(excerpt from my new book, question #65)
News clustering is a hard problem to be solved. News articles are typically arriving to our clustering engine in a continuous streaming fashion. Therefore, a plain vanilla batch approach is not feasible. For instance, the simple idea of using k-means cannot work for two reasons. First, it is not possible to know the number of clusters a-priori because the topics are dynamically evolving. Second, the articles themselves are not available a-priori. Therefore, more sophisticate strategies are required.
One initial idea is to split the data in mini-batches (perhaps processed with Spark Streaming) and to clusters the content of each mini-batch independently. Then, clusters of different epochs (e.g. mini-batches) can be chained together.
An additional intuition is to start with k-seeds and then extend those initial k-clusters whenever a new article that is not similar enough to the initial groups arrives. In this way, new clusters are dynamically created when needed. In one additional variant, we could think about re-clustering all the articles after a number of epochs under the assumption that this will improve our target metric.
In addition to that, we can have a look to the data and perhaps notice that many articles are near-duplicates. Hence, we could aim at reducing the computational complexity by applying pseudo-linear techniques such as minHash shingling.
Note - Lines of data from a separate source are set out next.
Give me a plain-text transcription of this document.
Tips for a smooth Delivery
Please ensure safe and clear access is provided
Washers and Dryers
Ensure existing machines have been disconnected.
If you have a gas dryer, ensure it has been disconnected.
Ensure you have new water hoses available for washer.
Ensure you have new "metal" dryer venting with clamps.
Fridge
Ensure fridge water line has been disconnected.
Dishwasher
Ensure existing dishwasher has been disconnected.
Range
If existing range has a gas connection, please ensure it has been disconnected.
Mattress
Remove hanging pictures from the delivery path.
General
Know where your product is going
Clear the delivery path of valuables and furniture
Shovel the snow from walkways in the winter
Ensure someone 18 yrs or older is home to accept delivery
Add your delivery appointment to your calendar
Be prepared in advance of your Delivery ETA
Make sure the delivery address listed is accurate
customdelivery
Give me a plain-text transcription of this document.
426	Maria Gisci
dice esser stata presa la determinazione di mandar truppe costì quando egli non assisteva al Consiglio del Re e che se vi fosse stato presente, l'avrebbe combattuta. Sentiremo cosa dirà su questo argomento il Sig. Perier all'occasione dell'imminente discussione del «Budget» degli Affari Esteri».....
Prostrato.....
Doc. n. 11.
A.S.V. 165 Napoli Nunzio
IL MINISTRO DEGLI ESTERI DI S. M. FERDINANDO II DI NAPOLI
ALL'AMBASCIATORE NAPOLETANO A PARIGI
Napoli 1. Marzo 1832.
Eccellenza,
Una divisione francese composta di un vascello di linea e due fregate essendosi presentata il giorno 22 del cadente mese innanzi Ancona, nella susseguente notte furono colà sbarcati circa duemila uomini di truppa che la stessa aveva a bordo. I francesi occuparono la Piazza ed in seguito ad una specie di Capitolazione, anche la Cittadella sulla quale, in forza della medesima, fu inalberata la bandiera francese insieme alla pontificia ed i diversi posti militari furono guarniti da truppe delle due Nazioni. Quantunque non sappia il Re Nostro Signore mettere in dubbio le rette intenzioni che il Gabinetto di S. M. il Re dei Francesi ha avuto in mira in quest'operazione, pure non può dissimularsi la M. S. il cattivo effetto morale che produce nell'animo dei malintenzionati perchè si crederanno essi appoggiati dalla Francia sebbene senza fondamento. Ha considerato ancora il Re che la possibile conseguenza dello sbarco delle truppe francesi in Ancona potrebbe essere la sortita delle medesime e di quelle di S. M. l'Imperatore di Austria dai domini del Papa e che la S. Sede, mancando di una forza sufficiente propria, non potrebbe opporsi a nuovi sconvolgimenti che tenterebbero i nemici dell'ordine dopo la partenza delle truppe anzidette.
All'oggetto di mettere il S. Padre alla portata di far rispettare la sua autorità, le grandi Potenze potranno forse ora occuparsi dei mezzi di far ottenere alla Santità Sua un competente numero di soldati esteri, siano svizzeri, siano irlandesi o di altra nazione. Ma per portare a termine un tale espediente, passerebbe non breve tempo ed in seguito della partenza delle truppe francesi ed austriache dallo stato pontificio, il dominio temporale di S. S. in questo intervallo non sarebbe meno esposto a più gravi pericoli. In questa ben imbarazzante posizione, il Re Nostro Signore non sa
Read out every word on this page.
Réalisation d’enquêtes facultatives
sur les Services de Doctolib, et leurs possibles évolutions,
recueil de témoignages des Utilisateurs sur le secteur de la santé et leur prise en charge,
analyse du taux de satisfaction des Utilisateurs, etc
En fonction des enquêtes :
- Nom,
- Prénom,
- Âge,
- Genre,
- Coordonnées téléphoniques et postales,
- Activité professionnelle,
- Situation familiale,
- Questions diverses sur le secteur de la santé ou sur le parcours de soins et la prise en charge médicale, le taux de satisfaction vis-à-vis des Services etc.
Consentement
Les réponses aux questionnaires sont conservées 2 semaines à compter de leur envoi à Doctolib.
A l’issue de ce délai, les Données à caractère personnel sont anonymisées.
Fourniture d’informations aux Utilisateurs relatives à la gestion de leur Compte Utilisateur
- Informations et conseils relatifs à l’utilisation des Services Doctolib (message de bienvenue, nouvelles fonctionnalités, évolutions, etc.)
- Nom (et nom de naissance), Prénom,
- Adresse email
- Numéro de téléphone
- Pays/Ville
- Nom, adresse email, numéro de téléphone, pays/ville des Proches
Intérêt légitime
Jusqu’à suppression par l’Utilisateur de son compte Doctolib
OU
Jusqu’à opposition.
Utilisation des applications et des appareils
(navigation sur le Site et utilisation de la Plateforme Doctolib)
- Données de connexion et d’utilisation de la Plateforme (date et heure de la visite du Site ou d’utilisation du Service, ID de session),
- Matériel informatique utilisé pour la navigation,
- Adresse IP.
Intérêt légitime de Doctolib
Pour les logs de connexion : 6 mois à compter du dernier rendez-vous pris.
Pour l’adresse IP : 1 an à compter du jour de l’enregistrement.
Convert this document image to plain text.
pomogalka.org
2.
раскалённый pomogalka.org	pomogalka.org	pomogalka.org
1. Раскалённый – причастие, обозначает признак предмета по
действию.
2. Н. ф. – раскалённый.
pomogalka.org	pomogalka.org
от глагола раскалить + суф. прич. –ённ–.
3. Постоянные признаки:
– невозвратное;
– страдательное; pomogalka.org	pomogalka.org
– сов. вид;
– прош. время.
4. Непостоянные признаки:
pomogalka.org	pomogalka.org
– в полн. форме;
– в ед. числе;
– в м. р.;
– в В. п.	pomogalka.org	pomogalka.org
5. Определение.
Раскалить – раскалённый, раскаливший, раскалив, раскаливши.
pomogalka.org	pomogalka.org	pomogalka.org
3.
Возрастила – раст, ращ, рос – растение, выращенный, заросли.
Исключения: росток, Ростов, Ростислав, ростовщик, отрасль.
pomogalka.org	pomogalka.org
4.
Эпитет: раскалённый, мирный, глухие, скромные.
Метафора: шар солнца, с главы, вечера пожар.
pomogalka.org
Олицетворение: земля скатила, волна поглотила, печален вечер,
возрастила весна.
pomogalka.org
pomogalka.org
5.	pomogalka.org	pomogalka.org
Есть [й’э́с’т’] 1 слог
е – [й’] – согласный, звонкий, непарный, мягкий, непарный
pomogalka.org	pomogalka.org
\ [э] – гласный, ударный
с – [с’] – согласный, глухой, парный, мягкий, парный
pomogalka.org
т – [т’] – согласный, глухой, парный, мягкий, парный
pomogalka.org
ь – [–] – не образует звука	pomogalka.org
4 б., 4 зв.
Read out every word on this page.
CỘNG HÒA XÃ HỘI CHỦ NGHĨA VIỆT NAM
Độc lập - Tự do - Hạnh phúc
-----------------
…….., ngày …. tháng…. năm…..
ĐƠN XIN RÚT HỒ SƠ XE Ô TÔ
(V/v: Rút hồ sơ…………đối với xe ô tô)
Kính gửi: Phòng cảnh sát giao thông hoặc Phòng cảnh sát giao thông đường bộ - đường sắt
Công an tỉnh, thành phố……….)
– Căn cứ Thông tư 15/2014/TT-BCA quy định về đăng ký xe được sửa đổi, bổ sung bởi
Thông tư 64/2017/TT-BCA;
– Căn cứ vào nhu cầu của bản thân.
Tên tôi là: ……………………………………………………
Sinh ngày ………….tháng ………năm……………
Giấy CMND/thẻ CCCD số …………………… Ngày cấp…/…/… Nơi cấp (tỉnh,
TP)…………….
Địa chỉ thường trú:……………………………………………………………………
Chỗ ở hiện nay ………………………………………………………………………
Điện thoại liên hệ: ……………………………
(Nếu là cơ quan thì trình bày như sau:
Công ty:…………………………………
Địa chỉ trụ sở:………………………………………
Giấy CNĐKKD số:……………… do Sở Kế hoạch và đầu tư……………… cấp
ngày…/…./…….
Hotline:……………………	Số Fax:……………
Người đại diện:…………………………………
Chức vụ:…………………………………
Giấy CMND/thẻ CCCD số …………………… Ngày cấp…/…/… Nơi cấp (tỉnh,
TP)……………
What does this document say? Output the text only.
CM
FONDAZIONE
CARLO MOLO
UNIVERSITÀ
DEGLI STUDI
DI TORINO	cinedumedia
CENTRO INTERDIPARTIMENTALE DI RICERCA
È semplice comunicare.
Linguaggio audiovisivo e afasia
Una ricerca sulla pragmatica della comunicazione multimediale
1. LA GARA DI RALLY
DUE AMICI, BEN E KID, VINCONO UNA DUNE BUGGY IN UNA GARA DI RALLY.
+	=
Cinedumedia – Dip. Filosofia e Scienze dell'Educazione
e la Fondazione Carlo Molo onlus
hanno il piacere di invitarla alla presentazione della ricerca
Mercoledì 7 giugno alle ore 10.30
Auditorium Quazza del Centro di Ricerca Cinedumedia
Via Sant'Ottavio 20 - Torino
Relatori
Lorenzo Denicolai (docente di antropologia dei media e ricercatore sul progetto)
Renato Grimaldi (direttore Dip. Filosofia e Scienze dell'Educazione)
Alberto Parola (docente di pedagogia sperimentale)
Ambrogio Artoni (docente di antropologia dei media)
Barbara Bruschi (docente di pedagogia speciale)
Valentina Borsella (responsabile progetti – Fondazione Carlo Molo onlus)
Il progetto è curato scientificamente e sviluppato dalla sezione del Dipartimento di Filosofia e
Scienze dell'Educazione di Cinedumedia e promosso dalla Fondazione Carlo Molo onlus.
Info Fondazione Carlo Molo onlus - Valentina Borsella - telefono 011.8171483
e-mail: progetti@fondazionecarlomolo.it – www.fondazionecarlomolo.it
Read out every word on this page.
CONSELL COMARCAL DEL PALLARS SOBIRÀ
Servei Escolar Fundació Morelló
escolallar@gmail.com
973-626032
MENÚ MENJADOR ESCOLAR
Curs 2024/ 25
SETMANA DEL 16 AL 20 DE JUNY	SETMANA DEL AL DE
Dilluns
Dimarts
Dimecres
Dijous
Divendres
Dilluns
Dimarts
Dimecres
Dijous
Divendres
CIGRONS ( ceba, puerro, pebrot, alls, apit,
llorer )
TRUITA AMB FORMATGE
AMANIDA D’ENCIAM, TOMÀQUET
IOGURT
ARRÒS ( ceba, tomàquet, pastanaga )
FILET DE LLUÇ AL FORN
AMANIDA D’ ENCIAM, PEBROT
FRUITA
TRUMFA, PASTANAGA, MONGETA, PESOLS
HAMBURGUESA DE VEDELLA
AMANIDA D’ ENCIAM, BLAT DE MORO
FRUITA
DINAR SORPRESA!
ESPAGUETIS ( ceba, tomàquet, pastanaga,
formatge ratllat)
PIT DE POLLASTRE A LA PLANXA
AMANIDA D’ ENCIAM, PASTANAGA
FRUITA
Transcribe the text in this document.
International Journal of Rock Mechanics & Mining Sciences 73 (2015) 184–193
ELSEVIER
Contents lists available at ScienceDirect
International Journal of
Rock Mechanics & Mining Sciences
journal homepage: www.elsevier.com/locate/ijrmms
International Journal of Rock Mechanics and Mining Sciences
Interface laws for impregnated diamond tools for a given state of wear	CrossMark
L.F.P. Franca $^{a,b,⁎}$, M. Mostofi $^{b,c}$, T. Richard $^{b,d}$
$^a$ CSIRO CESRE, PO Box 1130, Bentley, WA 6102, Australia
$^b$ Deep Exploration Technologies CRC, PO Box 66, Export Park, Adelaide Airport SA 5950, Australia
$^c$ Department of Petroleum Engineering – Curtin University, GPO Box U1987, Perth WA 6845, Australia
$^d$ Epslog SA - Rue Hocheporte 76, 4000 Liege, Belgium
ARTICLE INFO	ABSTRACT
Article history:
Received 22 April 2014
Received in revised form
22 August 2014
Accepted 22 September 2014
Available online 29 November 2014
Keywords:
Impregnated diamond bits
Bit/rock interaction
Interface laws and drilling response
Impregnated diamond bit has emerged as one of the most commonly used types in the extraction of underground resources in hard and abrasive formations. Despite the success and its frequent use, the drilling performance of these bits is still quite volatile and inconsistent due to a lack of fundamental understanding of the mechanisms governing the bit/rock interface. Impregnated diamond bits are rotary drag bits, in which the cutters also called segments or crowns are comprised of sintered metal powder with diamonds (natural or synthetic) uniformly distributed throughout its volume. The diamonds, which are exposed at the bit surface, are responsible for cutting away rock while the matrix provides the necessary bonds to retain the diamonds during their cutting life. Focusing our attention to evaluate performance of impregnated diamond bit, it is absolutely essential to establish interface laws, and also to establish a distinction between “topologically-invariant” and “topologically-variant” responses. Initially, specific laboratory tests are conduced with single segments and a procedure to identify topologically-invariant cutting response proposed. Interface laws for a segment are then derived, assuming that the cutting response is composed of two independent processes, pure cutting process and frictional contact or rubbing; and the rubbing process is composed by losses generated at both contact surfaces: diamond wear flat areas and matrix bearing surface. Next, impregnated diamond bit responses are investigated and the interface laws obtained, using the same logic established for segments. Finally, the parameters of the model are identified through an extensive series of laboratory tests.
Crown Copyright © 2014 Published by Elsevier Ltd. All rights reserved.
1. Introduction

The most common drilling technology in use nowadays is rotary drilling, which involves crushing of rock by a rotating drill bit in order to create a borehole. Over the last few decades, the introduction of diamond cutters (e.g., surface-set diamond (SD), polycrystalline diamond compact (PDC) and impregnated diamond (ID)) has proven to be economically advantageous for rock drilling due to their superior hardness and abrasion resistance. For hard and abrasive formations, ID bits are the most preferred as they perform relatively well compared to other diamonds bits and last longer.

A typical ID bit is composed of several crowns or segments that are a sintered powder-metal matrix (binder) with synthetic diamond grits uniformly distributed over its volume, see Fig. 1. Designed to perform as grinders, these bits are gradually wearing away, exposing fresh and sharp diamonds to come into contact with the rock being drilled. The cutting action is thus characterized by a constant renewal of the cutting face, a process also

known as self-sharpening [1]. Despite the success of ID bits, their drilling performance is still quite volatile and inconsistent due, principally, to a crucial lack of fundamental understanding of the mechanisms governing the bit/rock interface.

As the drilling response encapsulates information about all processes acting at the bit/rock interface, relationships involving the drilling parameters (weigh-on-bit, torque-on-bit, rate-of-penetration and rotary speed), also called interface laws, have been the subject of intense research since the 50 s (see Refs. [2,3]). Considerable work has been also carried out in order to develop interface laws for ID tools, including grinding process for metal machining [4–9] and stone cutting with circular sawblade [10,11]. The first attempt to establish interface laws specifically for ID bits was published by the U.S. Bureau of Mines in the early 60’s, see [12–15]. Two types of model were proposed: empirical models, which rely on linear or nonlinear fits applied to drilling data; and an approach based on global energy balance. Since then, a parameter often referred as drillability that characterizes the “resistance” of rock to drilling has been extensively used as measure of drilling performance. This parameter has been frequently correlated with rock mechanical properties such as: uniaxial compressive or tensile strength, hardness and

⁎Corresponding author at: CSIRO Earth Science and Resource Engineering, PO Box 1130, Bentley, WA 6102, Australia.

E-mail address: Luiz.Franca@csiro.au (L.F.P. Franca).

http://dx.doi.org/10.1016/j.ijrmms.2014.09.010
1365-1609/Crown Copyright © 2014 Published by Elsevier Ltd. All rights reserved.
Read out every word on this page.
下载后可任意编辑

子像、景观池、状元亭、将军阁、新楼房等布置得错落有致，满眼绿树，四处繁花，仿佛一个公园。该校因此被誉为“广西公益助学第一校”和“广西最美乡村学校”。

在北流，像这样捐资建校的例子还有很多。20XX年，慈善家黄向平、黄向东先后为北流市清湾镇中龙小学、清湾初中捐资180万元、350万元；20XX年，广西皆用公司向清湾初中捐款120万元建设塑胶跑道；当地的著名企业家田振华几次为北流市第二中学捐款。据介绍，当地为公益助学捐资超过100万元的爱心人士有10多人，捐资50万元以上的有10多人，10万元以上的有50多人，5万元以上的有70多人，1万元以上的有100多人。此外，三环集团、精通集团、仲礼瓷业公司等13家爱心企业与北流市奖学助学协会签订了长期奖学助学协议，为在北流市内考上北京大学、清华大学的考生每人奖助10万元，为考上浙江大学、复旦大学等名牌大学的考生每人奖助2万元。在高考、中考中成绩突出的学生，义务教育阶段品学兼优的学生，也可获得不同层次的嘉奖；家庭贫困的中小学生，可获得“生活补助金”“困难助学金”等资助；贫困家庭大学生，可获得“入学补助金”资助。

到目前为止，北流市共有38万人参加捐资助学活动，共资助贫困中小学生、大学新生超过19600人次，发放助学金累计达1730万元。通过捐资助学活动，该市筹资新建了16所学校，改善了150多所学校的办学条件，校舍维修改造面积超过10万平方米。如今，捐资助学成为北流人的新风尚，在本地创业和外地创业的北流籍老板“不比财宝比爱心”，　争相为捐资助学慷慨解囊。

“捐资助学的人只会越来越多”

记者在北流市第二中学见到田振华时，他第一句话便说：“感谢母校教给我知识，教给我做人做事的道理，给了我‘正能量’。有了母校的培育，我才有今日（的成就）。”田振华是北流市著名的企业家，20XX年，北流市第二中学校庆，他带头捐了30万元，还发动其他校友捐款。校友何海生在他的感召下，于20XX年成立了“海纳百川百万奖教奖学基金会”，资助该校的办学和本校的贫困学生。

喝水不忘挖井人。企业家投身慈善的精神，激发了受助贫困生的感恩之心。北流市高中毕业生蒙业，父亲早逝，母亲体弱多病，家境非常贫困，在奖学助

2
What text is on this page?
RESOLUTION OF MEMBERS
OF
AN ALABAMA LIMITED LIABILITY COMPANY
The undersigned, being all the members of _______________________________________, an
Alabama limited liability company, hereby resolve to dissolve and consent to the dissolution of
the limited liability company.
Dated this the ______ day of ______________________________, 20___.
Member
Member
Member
More sophisticate methods will aim at ranking the articles by importance. This is an even harder problem again because of the dynamic nature of the content and the absence of links, which could have allowed PageRank-type computations. If that is not possible, then a two-layer model could be considered where the importance of a news article depends on the importance of the originating news sources, which in turns depends on the importance of the emitted articles. It can be proven that this recurrent definition has a fixed-point solution.
Even more sophisticate methods can aim at extracting entities from the clusters and this is typically achieved by running a topic model detection on the evolving mini-batches.